Likewise, we examine the effect of noise intensity on different models ($$R^2$$). The models with complexity from low to high are: ordinary linear regression, partial least square regression(PLS), multivariate adaptive regression spline (MARS), support vector machine (SVM, the Kernel function is radial basis function), and random forest. The code is similar as before so not shown here.
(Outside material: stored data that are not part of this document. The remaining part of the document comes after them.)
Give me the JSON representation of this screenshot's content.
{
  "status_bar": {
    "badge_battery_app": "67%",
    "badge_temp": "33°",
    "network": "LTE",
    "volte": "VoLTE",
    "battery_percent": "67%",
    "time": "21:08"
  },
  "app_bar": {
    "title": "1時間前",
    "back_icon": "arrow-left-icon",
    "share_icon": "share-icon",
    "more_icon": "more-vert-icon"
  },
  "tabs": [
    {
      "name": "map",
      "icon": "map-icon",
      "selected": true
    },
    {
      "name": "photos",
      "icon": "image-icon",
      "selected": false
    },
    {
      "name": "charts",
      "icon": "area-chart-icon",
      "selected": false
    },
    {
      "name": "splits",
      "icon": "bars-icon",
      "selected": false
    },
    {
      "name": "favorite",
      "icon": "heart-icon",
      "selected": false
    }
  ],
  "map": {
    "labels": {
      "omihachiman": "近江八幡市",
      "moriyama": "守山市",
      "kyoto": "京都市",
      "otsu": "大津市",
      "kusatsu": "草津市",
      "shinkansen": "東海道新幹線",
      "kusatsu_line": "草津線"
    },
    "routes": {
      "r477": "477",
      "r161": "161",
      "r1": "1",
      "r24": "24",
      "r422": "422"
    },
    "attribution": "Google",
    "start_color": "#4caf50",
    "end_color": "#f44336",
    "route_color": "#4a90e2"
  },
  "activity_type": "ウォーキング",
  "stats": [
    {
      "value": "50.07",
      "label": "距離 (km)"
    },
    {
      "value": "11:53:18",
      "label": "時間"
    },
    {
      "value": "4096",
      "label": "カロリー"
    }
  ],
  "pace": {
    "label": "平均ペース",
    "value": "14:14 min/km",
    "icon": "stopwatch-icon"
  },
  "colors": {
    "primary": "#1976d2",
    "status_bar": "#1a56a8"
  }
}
Comparing Fig. 7.4 and Fig. 7.3, the influence of the two types of error is very different. The error in response cannot be overcome for any model, but it is not the case for the independent variables. Imagine an extreme case, if online_exp is completely random, that is, no information in it, the impact on the performance of random forest and support vector machine is marginal. Linear regression and PLS still perform similarly. With the increase of noise, the performance starts to decline faster. To a certain extent, it becomes steady. In general, if an independent variable contains error, other variables associated with it can compensate to some extent.

### References

Kuhn, Max, and Kjell Johnston. 2013. Applied Predictive Modeling. Springer.

Zhang, Chiyuan, Samy Bengio, Moritz Hardt, Benjamin Recht, and Oriol Vinyals. 2017. “Understanding Deep Learning Requires Rethinking Generalization.” arXiv :1611.03530.